Three times the mob in Canongate attempted to break down the door of Lord Carmichael's house, then shattered its windows and tumbled the candles which his frightened servants had lit. Another crowd burst in upon the Lord Advocate, Sir James Stewart, and ordered the old man to sign a warrant for the release of the author and printer of Groans and Complaints. Further along the street, Seafield's wife crouched in terror among the fallen glass of her husband's fine windows, listening to a many-tongued voice that cried damnation to him and his royal master. In Holyroodhouse, however, the Duke of Queensberry slept soundly, undisturbed, he told his secretary the next morning, by the noise of any tumult. Had there indeed been a riot?
The mob at the lower end of the Royal Mile moved to join that in the High Street, encouraged by loyal gentlemen who leant from their glowing windows with cries of approval. The Earl Marischal, who may have seen the imminent return of King James behind the bonfires and the broken glass, sent out his servants with wine, and toasted Caledonia from his doorway. The crowd drank his lordship's wine, wished success to all his hopes, and then broke the windows of a house belonging to the Reverend Mr.

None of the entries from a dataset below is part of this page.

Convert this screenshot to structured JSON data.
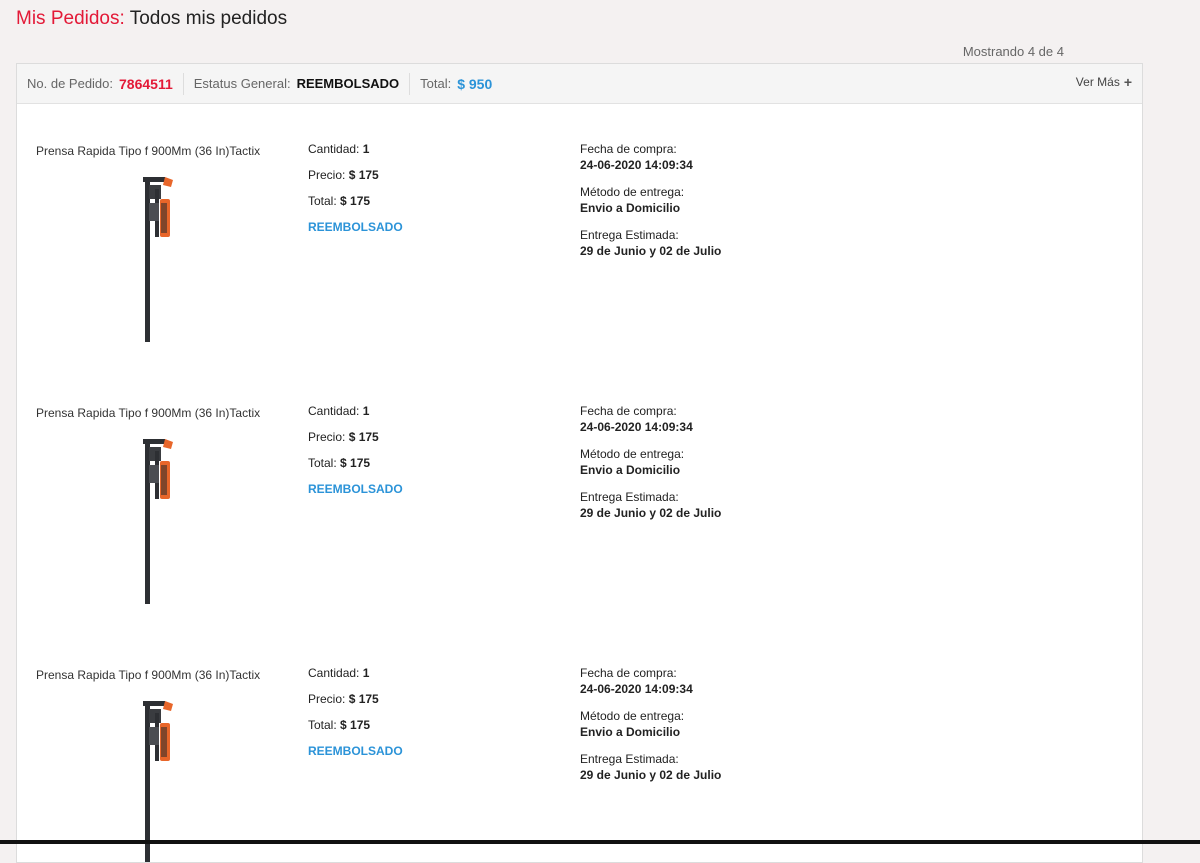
{
  "title": {
    "prefix": "Mis Pedidos:",
    "main": "Todos mis pedidos"
  },
  "showing": "Mostrando 4 de 4",
  "order": {
    "number_label": "No. de Pedido:",
    "number": "7864511",
    "status_label": "Estatus General:",
    "status": "REEMBOLSADO",
    "total_label": "Total:",
    "total": "$ 950",
    "more_label": "Ver Más"
  },
  "items": [
    {
      "name": "Prensa Rapida Tipo f 900Mm (36 In)Tactix",
      "qty_label": "Cantidad:",
      "qty": "1",
      "price_label": "Precio:",
      "price": "$ 175",
      "total_label": "Total:",
      "total": "$ 175",
      "status": "REEMBOLSADO",
      "purchase_label": "Fecha de compra:",
      "purchase": "24-06-2020 14:09:34",
      "delivery_label": "Método de entrega:",
      "delivery": "Envio a Domicilio",
      "eta_label": "Entrega Estimada:",
      "eta": "29 de Junio y 02 de Julio"
    },
    {
      "name": "Prensa Rapida Tipo f 900Mm (36 In)Tactix",
      "qty_label": "Cantidad:",
      "qty": "1",
      "price_label": "Precio:",
      "price": "$ 175",
      "total_label": "Total:",
      "total": "$ 175",
      "status": "REEMBOLSADO",
      "purchase_label": "Fecha de compra:",
      "purchase": "24-06-2020 14:09:34",
      "delivery_label": "Método de entrega:",
      "delivery": "Envio a Domicilio",
      "eta_label": "Entrega Estimada:",
      "eta": "29 de Junio y 02 de Julio"
    },
    {
      "name": "Prensa Rapida Tipo f 900Mm (36 In)Tactix",
      "qty_label": "Cantidad:",
      "qty": "1",
      "price_label": "Precio:",
      "price": "$ 175",
      "total_label": "Total:",
      "total": "$ 175",
      "status": "REEMBOLSADO",
      "purchase_label": "Fecha de compra:",
      "purchase": "24-06-2020 14:09:34",
      "delivery_label": "Método de entrega:",
      "delivery": "Envio a Domicilio",
      "eta_label": "Entrega Estimada:",
      "eta": "29 de Junio y 02 de Julio"
    }
  ],
  "colors": {
    "brand_red": "#e31937",
    "accent_blue": "#2b93d8",
    "clamp_orange": "#e8662a"
  },
  "icons": {
    "more": "plus-icon",
    "product": "bar-clamp-image"
  }
}
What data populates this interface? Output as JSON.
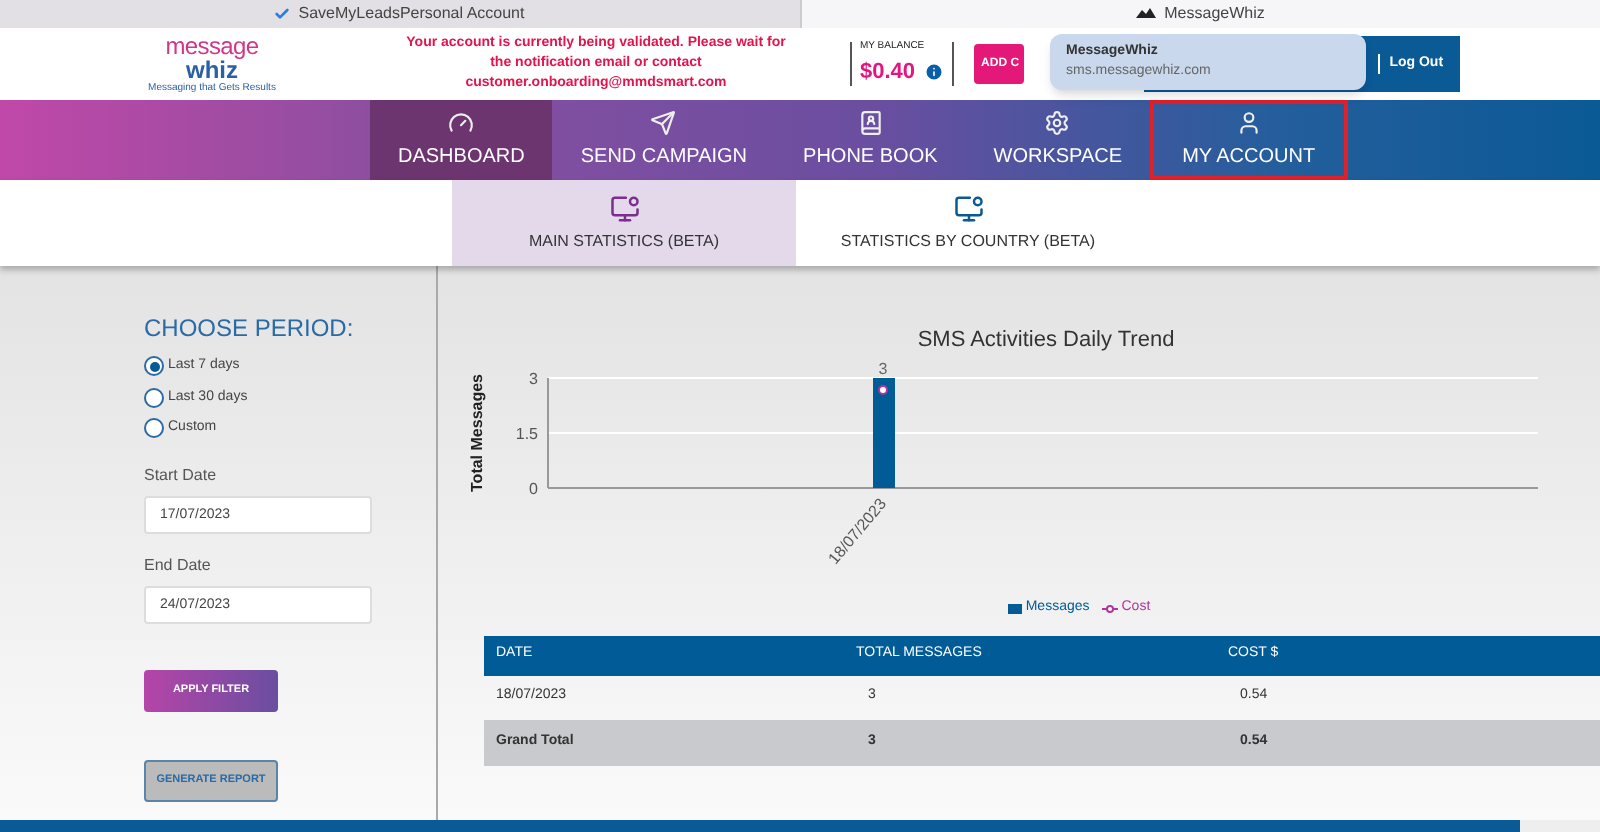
{
  "browser_tabs": [
    {
      "label": "SaveMyLeadsPersonal Account",
      "selected": false
    },
    {
      "label": "MessageWhiz",
      "selected": true
    }
  ],
  "header": {
    "logo_top": "message",
    "logo_bottom": "whiz",
    "tagline": "Messaging that Gets Results",
    "alert": "Your account is currently being validated. Please wait for the notification email or contact customer.onboarding@mmdsmart.com",
    "balance_label": "MY BALANCE",
    "balance": "$0.40",
    "add_credit": "ADD C",
    "logout": "Log Out"
  },
  "notification": {
    "title": "MessageWhiz",
    "url": "sms.messagewhiz.com"
  },
  "nav": [
    {
      "label": "DASHBOARD",
      "selected": true,
      "highlighted": false
    },
    {
      "label": "SEND CAMPAIGN",
      "selected": false,
      "highlighted": false
    },
    {
      "label": "PHONE BOOK",
      "selected": false,
      "highlighted": false
    },
    {
      "label": "WORKSPACE",
      "selected": false,
      "highlighted": false
    },
    {
      "label": "MY ACCOUNT",
      "selected": false,
      "highlighted": true
    }
  ],
  "subtabs": [
    {
      "label": "MAIN STATISTICS (BETA)",
      "selected": true
    },
    {
      "label": "STATISTICS BY COUNTRY (BETA)",
      "selected": false
    }
  ],
  "filter": {
    "title": "CHOOSE PERIOD:",
    "options": [
      {
        "label": "Last 7 days",
        "selected": true
      },
      {
        "label": "Last 30 days",
        "selected": false
      },
      {
        "label": "Custom",
        "selected": false
      }
    ],
    "start_label": "Start Date",
    "start_value": "17/07/2023",
    "end_label": "End Date",
    "end_value": "24/07/2023",
    "apply": "APPLY FILTER",
    "report": "GENERATE REPORT"
  },
  "chart": {
    "chart_data": {
      "type": "bar",
      "title": "SMS Activities Daily Trend",
      "ylabel": "Total Messages",
      "categories": [
        "18/07/2023"
      ],
      "series": [
        {
          "name": "Messages",
          "color": "#005b96",
          "values": [
            3
          ]
        }
      ],
      "ylim": [
        0,
        3
      ],
      "yticks": [
        0,
        1.5,
        3
      ],
      "value_labels": [
        "3"
      ]
    },
    "cost_legend": {
      "name": "Cost"
    }
  },
  "table": {
    "columns": [
      "DATE",
      "TOTAL MESSAGES",
      "COST $"
    ],
    "rows": [
      [
        "18/07/2023",
        "3",
        "0.54"
      ]
    ],
    "total": [
      "Grand Total",
      "3",
      "0.54"
    ]
  }
}
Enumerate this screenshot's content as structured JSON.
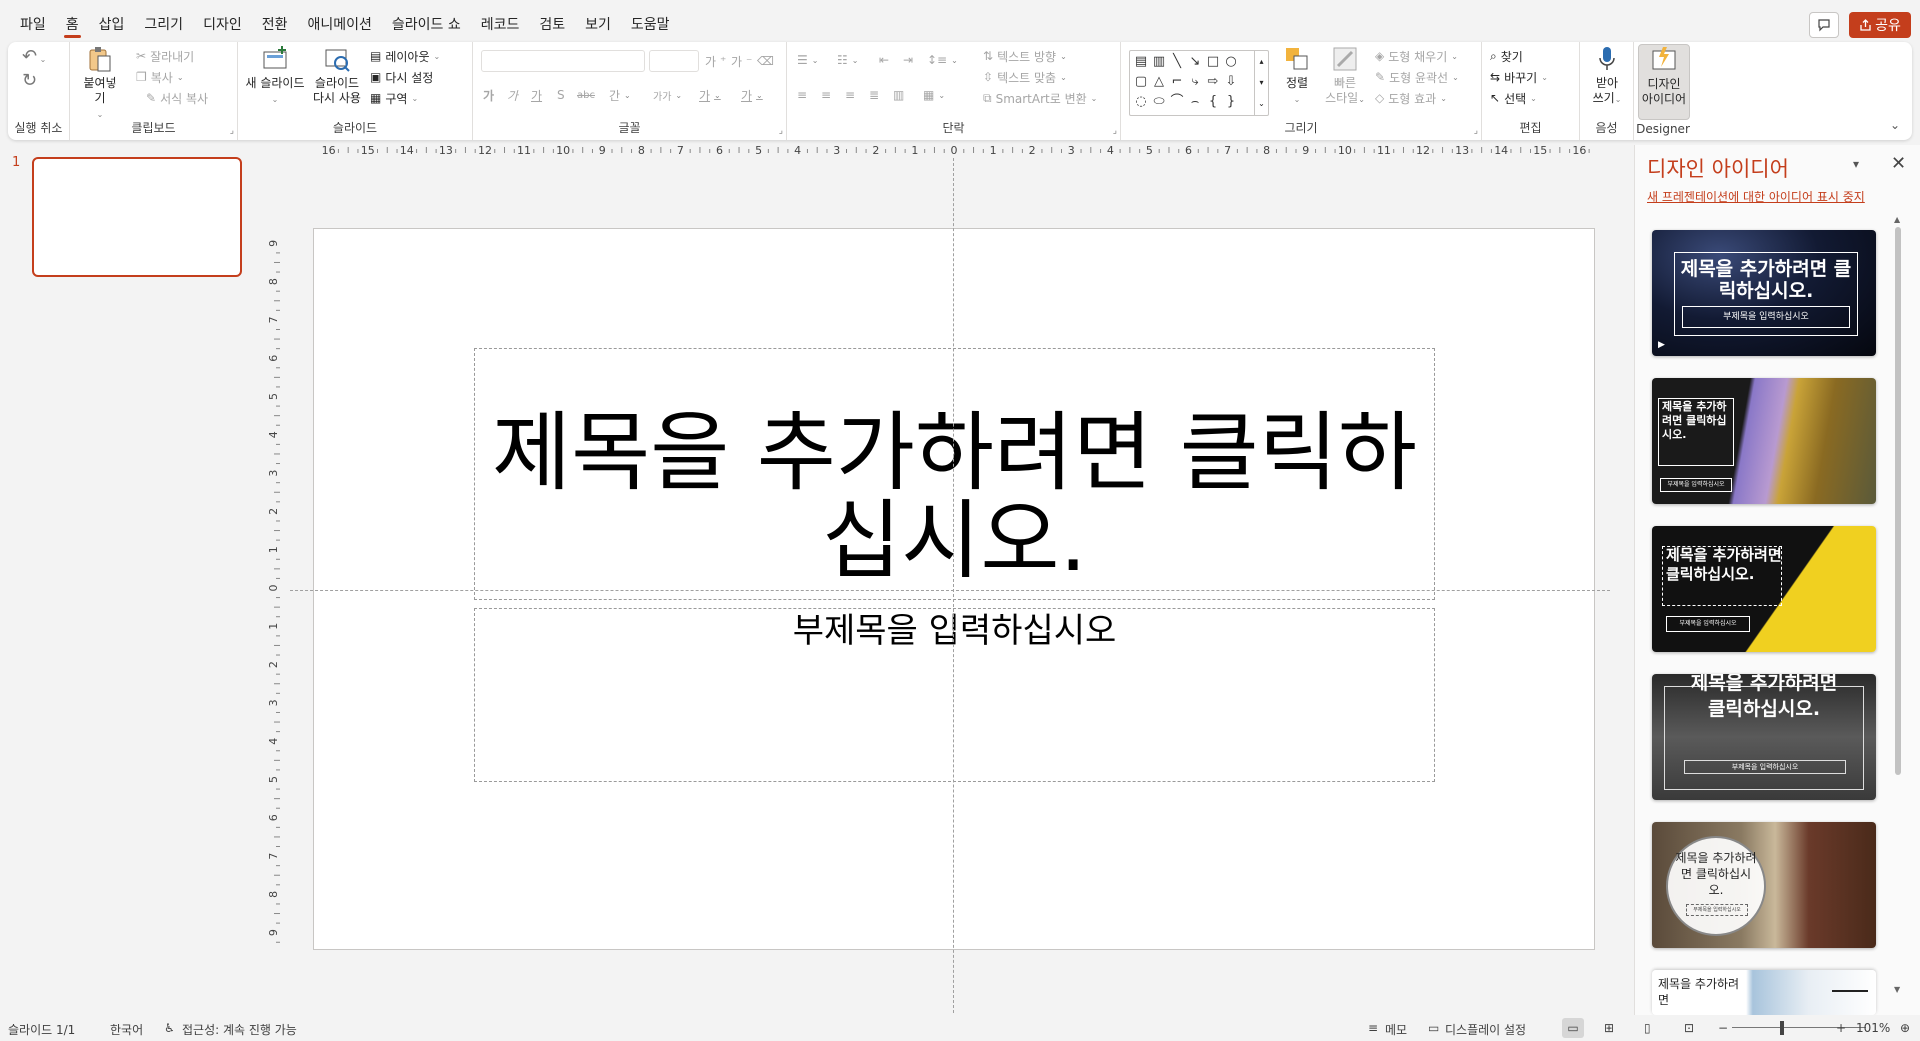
{
  "menu": {
    "tabs": [
      "파일",
      "홈",
      "삽입",
      "그리기",
      "디자인",
      "전환",
      "애니메이션",
      "슬라이드 쇼",
      "레코드",
      "검토",
      "보기",
      "도움말"
    ],
    "active_tab": "홈",
    "share_label": "공유"
  },
  "ribbon": {
    "undo_group": {
      "label": "실행 취소"
    },
    "clipboard": {
      "label": "클립보드",
      "paste": "붙여넣기",
      "cut": "잘라내기",
      "copy": "복사",
      "format_painter": "서식 복사"
    },
    "slides": {
      "label": "슬라이드",
      "new_slide": "새 슬라이드",
      "reuse_line1": "슬라이드",
      "reuse_line2": "다시 사용",
      "layout": "레이아웃",
      "reset": "다시 설정",
      "section": "구역"
    },
    "font": {
      "label": "글꼴",
      "font_name": "",
      "font_size": "",
      "grow": "가",
      "shrink": "가",
      "bold": "가",
      "italic": "가",
      "underline": "가",
      "shadow": "S",
      "strike": "abc",
      "spacing": "간",
      "case": "가가",
      "highlight": "가",
      "font_color": "가"
    },
    "paragraph": {
      "label": "단락",
      "text_direction": "텍스트 방향",
      "align_text": "텍스트 맞춤",
      "smartart": "SmartArt로 변환"
    },
    "drawing": {
      "label": "그리기",
      "arrange": "정렬",
      "quick_styles_line1": "빠른",
      "quick_styles_line2": "스타일",
      "fill": "도형 채우기",
      "outline": "도형 윤곽선",
      "effects": "도형 효과"
    },
    "editing": {
      "label": "편집",
      "find": "찾기",
      "replace": "바꾸기",
      "select": "선택"
    },
    "voice": {
      "label": "음성",
      "dictate_line1": "받아",
      "dictate_line2": "쓰기"
    },
    "designer": {
      "label": "Designer",
      "btn_line1": "디자인",
      "btn_line2": "아이디어"
    }
  },
  "thumbnails": [
    {
      "number": "1"
    }
  ],
  "slide": {
    "title_line1": "제목을 추가하려면 클릭하",
    "title_line2": "십시오.",
    "subtitle": "부제목을 입력하십시오"
  },
  "ruler": {
    "h_ticks": [
      "16",
      "15",
      "14",
      "13",
      "12",
      "11",
      "10",
      "9",
      "8",
      "7",
      "6",
      "5",
      "4",
      "3",
      "2",
      "1",
      "0",
      "1",
      "2",
      "3",
      "4",
      "5",
      "6",
      "7",
      "8",
      "9",
      "10",
      "11",
      "12",
      "13",
      "14",
      "15",
      "16"
    ],
    "v_ticks": [
      "9",
      "8",
      "7",
      "6",
      "5",
      "4",
      "3",
      "2",
      "1",
      "0",
      "1",
      "2",
      "3",
      "4",
      "5",
      "6",
      "7",
      "8",
      "9"
    ]
  },
  "designer_pane": {
    "title": "디자인 아이디어",
    "stop_link": "새 프레젠테이션에 대한 아이디어 표시 중지",
    "ideas": [
      {
        "title": "제목을 추가하려면 클릭하십시오.",
        "subtitle": "부제목을 입력하십시오"
      },
      {
        "title": "제목을 추가하려면 클릭하십시오.",
        "subtitle": "부제목을 입력하십시오"
      },
      {
        "title": "제목을 추가하려면 클릭하십시오.",
        "subtitle": "부제목을 입력하십시오"
      },
      {
        "title": "제목을 추가하려면 클릭하십시오.",
        "subtitle": "부제목을 입력하십시오"
      },
      {
        "title": "제목을 추가하려면 클릭하십시오.",
        "subtitle": "부제목을 입력하십시오"
      },
      {
        "title": "제목을 추가하려면",
        "subtitle": ""
      }
    ]
  },
  "status_bar": {
    "slide_count": "슬라이드 1/1",
    "language": "한국어",
    "accessibility": "접근성: 계속 진행 가능",
    "notes": "메모",
    "display_settings": "디스플레이 설정",
    "zoom": "101%"
  },
  "colors": {
    "accent": "#c43e1c",
    "ribbon_bg": "#ffffff",
    "app_bg": "#f3f3f3"
  }
}
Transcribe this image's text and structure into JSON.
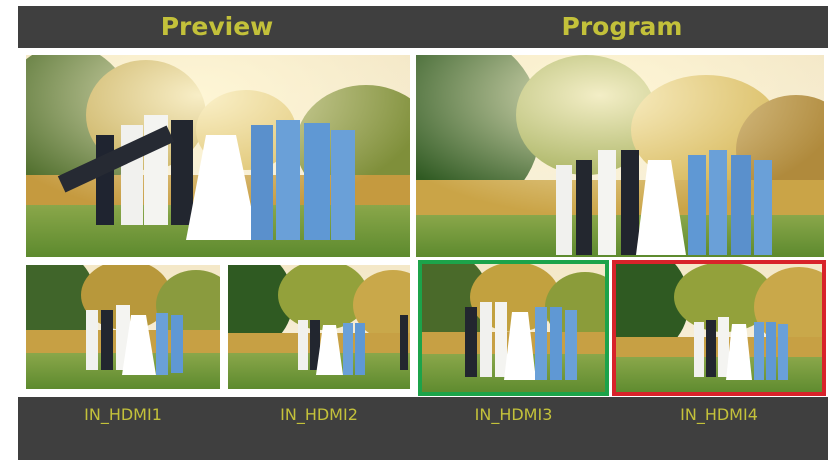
{
  "header": {
    "preview_title": "Preview",
    "program_title": "Program"
  },
  "inputs": [
    {
      "label": "IN_HDMI1"
    },
    {
      "label": "IN_HDMI2"
    },
    {
      "label": "IN_HDMI3"
    },
    {
      "label": "IN_HDMI4"
    }
  ],
  "colors": {
    "title_text": "#c3c13a",
    "bar_bg": "#3f3f3f",
    "preview_highlight": "#1ca34a",
    "program_highlight": "#d8232a"
  }
}
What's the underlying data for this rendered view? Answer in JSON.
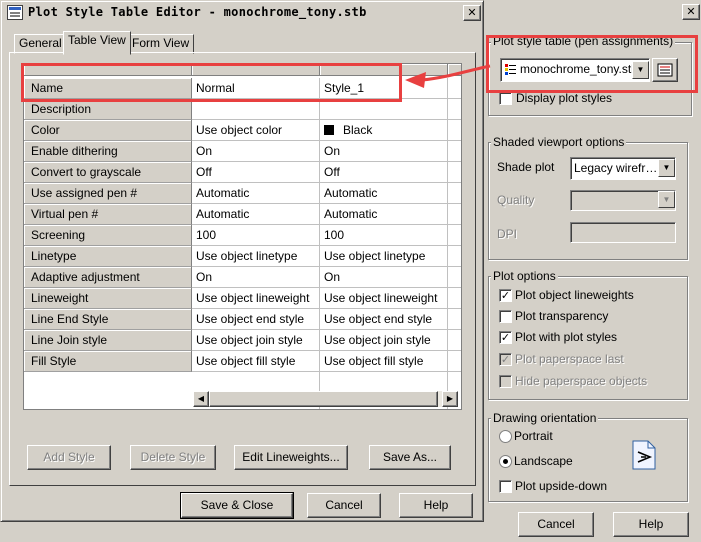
{
  "plot_dialog": {
    "pen_group_label": "Plot style table (pen assignments)",
    "pen_table_value": "monochrome_tony.stb",
    "display_plot_styles": "Display plot styles",
    "shaded_group_label": "Shaded viewport options",
    "shade_plot_label": "Shade plot",
    "shade_plot_value": "Legacy wirefr…",
    "quality_label": "Quality",
    "dpi_label": "DPI",
    "plot_options_label": "Plot options",
    "opt_lineweights": "Plot object lineweights",
    "opt_transparency": "Plot transparency",
    "opt_plot_styles": "Plot with plot styles",
    "opt_paperspace_last": "Plot paperspace last",
    "opt_hide_paperspace": "Hide paperspace objects",
    "orientation_label": "Drawing orientation",
    "portrait": "Portrait",
    "landscape": "Landscape",
    "upside_down": "Plot upside-down",
    "cancel": "Cancel",
    "help": "Help"
  },
  "editor": {
    "title": "Plot Style Table Editor - monochrome_tony.stb",
    "tabs": [
      "General",
      "Table View",
      "Form View"
    ],
    "rows": [
      [
        "Name",
        "Normal",
        "Style_1"
      ],
      [
        "Description",
        "",
        ""
      ],
      [
        "Color",
        "Use object color",
        "Black"
      ],
      [
        "Enable dithering",
        "On",
        "On"
      ],
      [
        "Convert to grayscale",
        "Off",
        "Off"
      ],
      [
        "Use assigned pen #",
        "Automatic",
        "Automatic"
      ],
      [
        "Virtual pen #",
        "Automatic",
        "Automatic"
      ],
      [
        "Screening",
        "100",
        "100"
      ],
      [
        "Linetype",
        "Use object linetype",
        "Use object linetype"
      ],
      [
        "Adaptive adjustment",
        "On",
        "On"
      ],
      [
        "Lineweight",
        "Use object lineweight",
        "Use object lineweight"
      ],
      [
        "Line End Style",
        "Use object end style",
        "Use object end style"
      ],
      [
        "Line Join style",
        "Use object join style",
        "Use object join style"
      ],
      [
        "Fill Style",
        "Use object fill style",
        "Use object fill style"
      ]
    ],
    "add_style": "Add Style",
    "delete_style": "Delete Style",
    "edit_lineweights": "Edit Lineweights...",
    "save_as": "Save As...",
    "save_close": "Save & Close",
    "cancel": "Cancel",
    "help": "Help"
  },
  "colors": {
    "highlight": "#e84040",
    "swatch_black": "#000000"
  }
}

David Blair, for no other reason, it seemed, than that it was his duty to read daily prayers when Parliament was in session. He was also called a rogue and a villain.
When the two mobs met at
the Netherbow Port they took away the keys of the gate so that they might not be locked within the high city. Without waiting for the warrants which the Lord Advocate may or may not have signed under duress, they stormed the Tolbooth. They were lighting a fire at the base of its oak and iron door when the redcoat pensioners sallied out of the guard-house under Baillie Johnstone and some other magistrates. The unhappy veterans were driven off without much difficulty, "by a great many in gentlemen's habits," it was later reported, "who came up briskly with drawn swords." The door of the Tolbooth gave way, and the first man inside carried a bayonet, the second a sabre. Keeper Atchison prudently surrendered his keys, and Paterson and Watson were released and carried away in triumph. Other prisoners were also liberated, including some wild Highlanders who were there for cattle-lifting, but Atchison was allowed to keep two or three who had been charged with "bouggary and theft". In the noise and the scuffling, the red flame of torches, a turnkey was wounded by a bayonet thrust, and Gaoler Drummond was robbed of his hat, periwig, cloak, ring, and all the goods in his sutlery.
The mob then advanced on Parliament Hall. Some may have got inside, for the Underkeeper of the Wardrobe later reported that the gold fringe had been stolen from the Chair of State. At no time that night did the garrison of the Castle attempt a sortie against the rioters. The Portcullis Gate was closed, the guns of the Half Moon Battery were manned, and the Governor was convinced that he would shortly be under siege. He was profoundly dismayed by this thought. His provisions would not last two days, his men were unnerved, his batteries in a state of neglect. He watched the shudder of flames beyond the Land- market, listened to the mob, and did nothing.